First comment on train/test distribution, the 70%/30% or 67%/33% is not the golden rule, in fact its an old rule which does not work well in many more applications, especially in this era of big data. The recommended practice is to use train/dev/test sets and the ratio differs on the nature of the application and the data availability. Train set is to run the algorithm on, Dev set is to improve learning by tuning parameters, selecting features etc.. and the Test set is to finally evaluate the model on.
Now for the question asked, First some thoughts (you might disagree):
If you are using only train/test splits, it mean you are actually tuning your model on test split. Because you train the model, and then evaluate it with test split. If it is not accurate, you tune parameters and again evaluate it on test data. So indirectly test split is same as dev set and test set. This is not recommended especially when you have large dataset and you expect quite different test data than yours in future when you actually deploy the model to use. Anyhow, lets move to the point:
Whether train and test should be from same distribution or different?
Consider an example (sorry if the example is not perfect),
"You want to detect chicken in images (i.e. if an image contains chicken or not?). Your dataset contains images with and without chickens. But the chickens in these images are of two different breeds let say A and B. Both breeds are of different colors and have shape differences"
If you choose train data to be from a different distribution than test --- it means in the example you will train your model using breed-A chickens. When you apply this model on the test data, it will most likely fail to detect breed-B chickens. So you should train the model to detect both types of breeds. In other words, your train and test sets should be from the same distribution.
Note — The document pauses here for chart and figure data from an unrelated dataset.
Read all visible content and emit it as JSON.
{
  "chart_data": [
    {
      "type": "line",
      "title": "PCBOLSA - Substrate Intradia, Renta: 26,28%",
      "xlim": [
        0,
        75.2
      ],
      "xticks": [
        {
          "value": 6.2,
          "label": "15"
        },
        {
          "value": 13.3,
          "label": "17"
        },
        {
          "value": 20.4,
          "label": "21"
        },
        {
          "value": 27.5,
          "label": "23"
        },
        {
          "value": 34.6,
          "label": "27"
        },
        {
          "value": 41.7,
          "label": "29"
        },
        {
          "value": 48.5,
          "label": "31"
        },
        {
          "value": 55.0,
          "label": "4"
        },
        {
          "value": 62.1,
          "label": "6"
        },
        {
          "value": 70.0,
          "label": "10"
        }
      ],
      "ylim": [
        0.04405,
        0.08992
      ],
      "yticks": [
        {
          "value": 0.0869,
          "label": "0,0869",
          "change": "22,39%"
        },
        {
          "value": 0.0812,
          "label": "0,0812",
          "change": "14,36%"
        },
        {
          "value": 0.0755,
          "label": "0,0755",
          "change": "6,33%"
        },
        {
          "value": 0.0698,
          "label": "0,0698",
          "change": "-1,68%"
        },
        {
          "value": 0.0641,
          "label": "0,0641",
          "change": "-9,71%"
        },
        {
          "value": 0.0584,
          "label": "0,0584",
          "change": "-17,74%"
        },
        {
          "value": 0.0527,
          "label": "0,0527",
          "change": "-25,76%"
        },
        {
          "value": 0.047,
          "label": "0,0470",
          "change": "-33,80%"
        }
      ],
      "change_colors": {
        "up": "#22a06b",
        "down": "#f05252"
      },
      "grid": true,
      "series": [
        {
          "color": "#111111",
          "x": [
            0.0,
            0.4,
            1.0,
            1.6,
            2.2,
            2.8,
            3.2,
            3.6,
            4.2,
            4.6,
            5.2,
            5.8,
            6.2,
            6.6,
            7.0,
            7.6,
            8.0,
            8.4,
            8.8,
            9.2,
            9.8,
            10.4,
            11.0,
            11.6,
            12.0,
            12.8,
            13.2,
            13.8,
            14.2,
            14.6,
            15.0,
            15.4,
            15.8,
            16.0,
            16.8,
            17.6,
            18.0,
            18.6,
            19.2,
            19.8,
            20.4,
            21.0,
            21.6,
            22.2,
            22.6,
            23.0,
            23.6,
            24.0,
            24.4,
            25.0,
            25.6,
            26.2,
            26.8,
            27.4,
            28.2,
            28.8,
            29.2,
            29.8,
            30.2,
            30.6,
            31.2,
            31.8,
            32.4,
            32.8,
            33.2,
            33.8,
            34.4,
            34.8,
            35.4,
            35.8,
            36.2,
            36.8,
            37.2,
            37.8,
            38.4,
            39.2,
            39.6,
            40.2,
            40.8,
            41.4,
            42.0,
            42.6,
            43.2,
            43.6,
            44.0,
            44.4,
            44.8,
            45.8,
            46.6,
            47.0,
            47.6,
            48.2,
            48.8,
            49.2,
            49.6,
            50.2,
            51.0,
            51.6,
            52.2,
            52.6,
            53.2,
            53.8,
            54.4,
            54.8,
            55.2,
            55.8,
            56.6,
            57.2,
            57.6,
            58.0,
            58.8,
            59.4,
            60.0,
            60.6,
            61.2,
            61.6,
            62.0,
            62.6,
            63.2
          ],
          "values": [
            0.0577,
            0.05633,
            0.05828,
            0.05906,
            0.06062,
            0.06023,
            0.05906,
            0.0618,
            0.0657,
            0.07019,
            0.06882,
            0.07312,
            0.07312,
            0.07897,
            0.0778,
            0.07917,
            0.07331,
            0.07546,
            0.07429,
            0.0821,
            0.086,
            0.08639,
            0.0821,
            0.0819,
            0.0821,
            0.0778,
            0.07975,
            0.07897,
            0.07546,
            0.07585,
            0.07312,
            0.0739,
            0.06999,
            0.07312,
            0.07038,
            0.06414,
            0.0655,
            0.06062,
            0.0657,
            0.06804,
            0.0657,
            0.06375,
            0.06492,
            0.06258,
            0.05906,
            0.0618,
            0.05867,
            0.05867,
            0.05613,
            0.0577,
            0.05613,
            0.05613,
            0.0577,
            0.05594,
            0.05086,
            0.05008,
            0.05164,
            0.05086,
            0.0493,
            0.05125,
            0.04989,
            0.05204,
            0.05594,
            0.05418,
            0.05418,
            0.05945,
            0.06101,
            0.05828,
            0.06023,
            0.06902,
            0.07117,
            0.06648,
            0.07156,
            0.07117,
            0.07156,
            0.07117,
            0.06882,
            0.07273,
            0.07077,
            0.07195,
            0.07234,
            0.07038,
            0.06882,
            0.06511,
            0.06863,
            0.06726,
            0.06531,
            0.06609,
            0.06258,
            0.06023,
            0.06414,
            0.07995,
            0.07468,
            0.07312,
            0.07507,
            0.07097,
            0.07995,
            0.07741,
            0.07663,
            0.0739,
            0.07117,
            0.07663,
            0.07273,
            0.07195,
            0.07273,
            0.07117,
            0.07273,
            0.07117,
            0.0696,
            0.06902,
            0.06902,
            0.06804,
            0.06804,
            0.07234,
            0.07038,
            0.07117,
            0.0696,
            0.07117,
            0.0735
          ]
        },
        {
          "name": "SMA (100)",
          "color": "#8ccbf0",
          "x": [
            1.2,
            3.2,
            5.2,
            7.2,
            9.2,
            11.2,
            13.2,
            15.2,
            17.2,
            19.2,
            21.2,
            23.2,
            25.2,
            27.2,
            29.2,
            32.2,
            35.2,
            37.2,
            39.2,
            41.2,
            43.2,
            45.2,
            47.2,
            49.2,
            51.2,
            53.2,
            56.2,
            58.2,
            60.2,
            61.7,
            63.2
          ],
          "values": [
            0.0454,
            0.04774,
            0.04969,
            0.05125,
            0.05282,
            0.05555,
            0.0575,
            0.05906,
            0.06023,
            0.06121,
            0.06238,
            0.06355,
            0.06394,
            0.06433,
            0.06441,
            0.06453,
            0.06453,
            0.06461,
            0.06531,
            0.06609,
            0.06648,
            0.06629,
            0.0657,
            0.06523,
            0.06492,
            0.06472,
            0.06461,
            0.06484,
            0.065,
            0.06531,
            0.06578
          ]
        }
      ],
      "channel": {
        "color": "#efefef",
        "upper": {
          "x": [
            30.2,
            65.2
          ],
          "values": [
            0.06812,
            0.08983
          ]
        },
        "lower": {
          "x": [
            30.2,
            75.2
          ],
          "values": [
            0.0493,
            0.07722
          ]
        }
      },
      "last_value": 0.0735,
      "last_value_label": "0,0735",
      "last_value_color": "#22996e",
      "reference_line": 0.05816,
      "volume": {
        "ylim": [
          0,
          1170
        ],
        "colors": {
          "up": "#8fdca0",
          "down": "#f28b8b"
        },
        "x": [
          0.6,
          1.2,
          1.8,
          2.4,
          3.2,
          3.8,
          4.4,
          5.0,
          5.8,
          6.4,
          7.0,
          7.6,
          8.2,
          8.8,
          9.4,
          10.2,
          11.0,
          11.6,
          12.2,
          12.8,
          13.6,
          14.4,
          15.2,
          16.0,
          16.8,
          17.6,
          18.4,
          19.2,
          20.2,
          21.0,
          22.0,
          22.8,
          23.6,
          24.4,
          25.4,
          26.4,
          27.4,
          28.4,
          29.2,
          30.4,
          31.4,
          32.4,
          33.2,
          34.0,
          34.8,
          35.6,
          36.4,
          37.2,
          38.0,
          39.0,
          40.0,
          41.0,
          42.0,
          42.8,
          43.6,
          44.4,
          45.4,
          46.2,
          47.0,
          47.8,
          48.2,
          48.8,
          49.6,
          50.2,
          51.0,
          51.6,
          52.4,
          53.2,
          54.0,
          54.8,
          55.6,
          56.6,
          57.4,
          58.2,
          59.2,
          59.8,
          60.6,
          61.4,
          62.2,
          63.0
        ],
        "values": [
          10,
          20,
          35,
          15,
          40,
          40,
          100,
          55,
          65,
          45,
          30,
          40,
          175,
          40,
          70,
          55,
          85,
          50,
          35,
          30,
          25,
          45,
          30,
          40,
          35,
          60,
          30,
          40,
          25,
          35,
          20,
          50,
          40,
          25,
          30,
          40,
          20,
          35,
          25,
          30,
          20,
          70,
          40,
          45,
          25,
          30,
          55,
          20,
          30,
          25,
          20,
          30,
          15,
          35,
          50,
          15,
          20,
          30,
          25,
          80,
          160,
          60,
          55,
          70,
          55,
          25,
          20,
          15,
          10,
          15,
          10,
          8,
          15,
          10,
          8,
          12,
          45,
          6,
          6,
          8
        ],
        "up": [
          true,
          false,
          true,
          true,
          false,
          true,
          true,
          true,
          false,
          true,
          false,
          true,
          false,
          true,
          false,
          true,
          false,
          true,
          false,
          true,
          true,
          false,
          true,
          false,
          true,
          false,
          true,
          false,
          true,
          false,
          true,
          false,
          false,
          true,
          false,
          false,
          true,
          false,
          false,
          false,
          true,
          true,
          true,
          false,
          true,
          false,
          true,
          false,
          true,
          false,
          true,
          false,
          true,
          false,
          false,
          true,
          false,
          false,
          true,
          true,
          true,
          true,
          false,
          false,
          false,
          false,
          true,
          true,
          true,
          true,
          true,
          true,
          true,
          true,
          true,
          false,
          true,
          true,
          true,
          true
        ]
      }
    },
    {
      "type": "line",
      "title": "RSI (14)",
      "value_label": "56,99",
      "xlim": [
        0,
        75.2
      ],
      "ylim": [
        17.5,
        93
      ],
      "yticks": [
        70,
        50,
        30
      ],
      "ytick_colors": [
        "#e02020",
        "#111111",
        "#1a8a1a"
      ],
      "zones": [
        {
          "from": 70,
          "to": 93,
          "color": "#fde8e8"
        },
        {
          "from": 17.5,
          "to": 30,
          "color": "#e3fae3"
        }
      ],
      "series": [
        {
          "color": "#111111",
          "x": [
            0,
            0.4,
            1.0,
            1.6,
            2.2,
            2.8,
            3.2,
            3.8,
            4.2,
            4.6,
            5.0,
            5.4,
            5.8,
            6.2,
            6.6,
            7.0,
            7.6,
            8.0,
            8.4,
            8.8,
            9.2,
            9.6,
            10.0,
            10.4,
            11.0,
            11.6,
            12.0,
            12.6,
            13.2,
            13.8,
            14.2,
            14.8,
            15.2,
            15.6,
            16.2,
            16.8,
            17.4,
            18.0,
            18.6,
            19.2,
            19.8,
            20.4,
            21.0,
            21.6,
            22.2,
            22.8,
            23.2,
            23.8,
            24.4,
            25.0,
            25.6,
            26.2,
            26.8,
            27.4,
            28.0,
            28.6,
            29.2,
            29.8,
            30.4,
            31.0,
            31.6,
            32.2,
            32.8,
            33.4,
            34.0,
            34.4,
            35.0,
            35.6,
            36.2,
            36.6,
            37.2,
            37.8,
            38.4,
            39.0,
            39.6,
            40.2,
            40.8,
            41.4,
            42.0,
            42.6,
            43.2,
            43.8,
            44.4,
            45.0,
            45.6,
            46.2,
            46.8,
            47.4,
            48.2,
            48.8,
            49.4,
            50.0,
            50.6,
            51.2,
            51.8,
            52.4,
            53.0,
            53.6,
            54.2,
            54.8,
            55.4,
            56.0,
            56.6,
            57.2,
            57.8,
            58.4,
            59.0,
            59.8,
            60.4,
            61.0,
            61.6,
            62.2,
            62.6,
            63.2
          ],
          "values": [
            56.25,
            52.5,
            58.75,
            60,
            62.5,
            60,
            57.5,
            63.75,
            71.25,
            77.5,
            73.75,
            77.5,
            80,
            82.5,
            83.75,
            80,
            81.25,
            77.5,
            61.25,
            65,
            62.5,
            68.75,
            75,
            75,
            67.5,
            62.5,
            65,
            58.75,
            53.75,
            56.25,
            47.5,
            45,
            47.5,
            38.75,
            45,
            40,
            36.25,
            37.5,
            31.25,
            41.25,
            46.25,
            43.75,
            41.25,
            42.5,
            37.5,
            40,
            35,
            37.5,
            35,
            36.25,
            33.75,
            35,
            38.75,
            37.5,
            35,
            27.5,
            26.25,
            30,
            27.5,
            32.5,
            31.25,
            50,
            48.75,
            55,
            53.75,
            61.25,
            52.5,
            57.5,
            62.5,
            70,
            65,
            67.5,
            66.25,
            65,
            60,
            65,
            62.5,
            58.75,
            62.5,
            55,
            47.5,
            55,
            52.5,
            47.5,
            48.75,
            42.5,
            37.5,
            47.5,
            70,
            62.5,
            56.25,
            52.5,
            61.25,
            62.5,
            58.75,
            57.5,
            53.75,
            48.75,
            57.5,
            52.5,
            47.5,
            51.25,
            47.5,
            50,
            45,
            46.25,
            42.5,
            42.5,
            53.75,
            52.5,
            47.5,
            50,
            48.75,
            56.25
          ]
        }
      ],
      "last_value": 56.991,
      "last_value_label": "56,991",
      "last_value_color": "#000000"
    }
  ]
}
If your question is for train, test sample ratio. then my answer is: NO, it depend on the application. My suggestion is use less for training and more for testing.. e.g: 20%(train)-80%(test) or 30% -70%.
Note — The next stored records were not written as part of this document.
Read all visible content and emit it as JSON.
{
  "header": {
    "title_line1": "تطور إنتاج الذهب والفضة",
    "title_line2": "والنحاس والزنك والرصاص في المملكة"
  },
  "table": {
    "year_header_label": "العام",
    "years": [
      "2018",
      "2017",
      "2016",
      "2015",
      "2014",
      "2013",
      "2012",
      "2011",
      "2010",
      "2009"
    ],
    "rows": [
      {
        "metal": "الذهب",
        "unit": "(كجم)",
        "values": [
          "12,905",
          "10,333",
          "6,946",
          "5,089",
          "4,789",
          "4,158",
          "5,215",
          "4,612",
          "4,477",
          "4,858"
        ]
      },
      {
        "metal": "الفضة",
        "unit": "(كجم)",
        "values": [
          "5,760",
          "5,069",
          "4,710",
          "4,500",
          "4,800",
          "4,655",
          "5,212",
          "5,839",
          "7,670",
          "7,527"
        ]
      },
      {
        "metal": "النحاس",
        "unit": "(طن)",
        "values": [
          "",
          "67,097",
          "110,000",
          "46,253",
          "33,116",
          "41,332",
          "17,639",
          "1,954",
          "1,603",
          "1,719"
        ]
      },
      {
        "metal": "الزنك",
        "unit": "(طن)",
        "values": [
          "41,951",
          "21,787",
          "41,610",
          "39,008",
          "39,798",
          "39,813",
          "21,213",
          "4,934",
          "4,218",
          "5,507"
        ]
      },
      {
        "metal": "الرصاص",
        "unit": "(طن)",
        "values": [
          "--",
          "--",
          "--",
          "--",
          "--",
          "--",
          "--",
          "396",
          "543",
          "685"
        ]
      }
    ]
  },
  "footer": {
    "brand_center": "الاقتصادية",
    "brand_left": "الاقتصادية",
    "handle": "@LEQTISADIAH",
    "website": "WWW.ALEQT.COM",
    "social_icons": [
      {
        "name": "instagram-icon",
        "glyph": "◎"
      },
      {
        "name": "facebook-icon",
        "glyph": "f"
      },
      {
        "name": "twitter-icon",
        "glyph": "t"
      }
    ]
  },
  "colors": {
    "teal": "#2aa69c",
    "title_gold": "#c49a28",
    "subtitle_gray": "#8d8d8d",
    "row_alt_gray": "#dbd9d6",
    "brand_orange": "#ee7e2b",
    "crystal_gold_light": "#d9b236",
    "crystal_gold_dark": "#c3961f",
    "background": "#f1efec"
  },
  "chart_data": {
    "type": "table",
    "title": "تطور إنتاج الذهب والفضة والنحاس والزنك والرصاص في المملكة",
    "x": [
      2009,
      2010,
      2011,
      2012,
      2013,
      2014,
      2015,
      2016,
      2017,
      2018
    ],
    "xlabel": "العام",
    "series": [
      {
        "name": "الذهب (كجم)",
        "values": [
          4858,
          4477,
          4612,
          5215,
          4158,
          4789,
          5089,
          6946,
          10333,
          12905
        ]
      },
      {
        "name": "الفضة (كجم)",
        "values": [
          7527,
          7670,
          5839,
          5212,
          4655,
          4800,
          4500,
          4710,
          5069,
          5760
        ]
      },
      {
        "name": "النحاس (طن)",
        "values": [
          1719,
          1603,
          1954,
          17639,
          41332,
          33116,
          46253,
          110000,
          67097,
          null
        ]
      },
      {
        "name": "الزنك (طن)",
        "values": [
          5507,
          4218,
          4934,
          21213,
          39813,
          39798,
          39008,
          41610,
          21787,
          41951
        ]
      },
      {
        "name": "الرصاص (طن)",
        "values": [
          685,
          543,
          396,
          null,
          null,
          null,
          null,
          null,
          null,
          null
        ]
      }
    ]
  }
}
And, If your question is for train/test sample value selection from different region of data then the answer is YES
No need. For example for a same subject or class, a train set may have 5 samples and a test may have 1 to n samples. But the number of classes in train set and test set should be the same.
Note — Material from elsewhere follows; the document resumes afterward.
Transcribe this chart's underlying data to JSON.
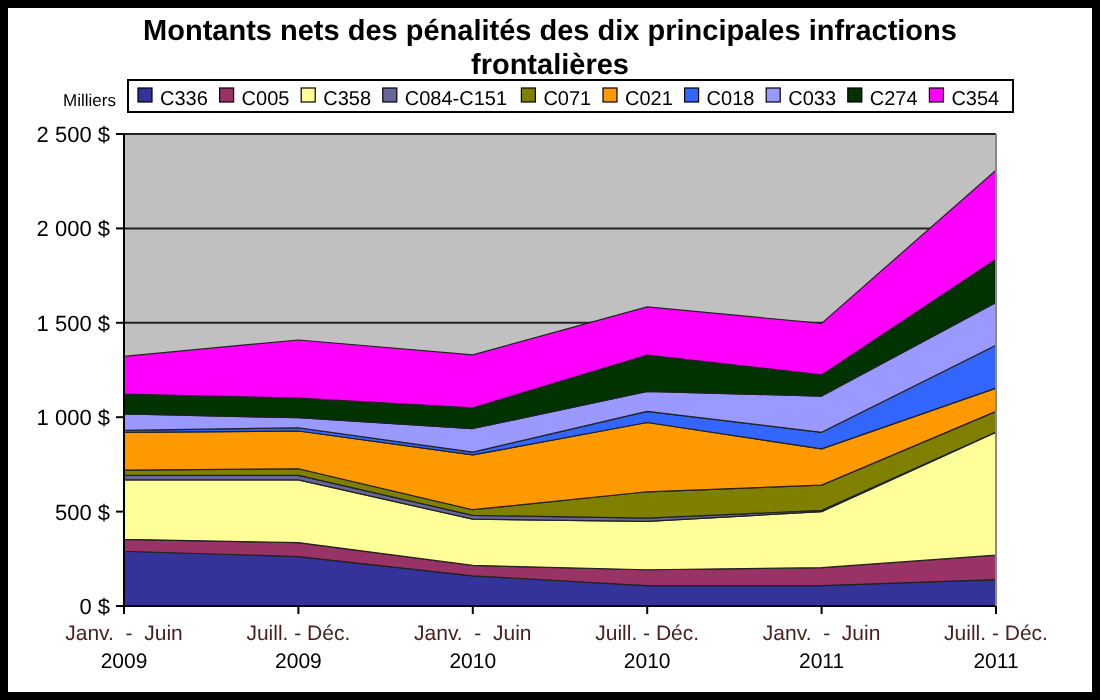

For example if ur using 10 classes in train set for feature extraction, the same 10 classes should be used in test set.
First comment on train/test distribution, the 70%/30% or 67%/33% is not the golden rule, in fact its an old rule which does not work well in many more applications, especially in this era of big data. The recommended practice is to use train/dev/test sets and the ratio differs on the nature of the application and the data availability. Train set is to run the algorithm on, Dev set is to improve learning by tuning parameters, selecting features etc.. and the Test set is to finally evaluate the model on.
Now for the question asked, First some thoughts (you might disagree):
If you are using only train/test splits, it mean you are actually tuning your model on test split. Because you train the model, and then evaluate it with test split. If it is not accurate, you tune parameters and again evaluate it on test data. So indirectly test split is same as dev set and test set. This is not recommended especially when you have large dataset and you expect quite different test data than yours in future when you actually deploy the model to use. Anyhow, lets move to the point:
Whether train and test should be from same distribution or different?
Consider an example (sorry if the example is not perfect),
"You want to detect chicken in images (i.e. if an image contains chicken or not?). Your dataset contains images with and without chickens. But the chickens in these images are of two different breeds let say A and B. Both breeds are of different colors and have shape differences"
If you choose train data to be from a different distribution than test --- it means in the example you will train your model using breed-A chickens. When you apply this model on the test data, it will most likely fail to detect breed-B chickens. So you should train the model to detect both types of breeds. In other words, your train and test sets should be from the same distribution.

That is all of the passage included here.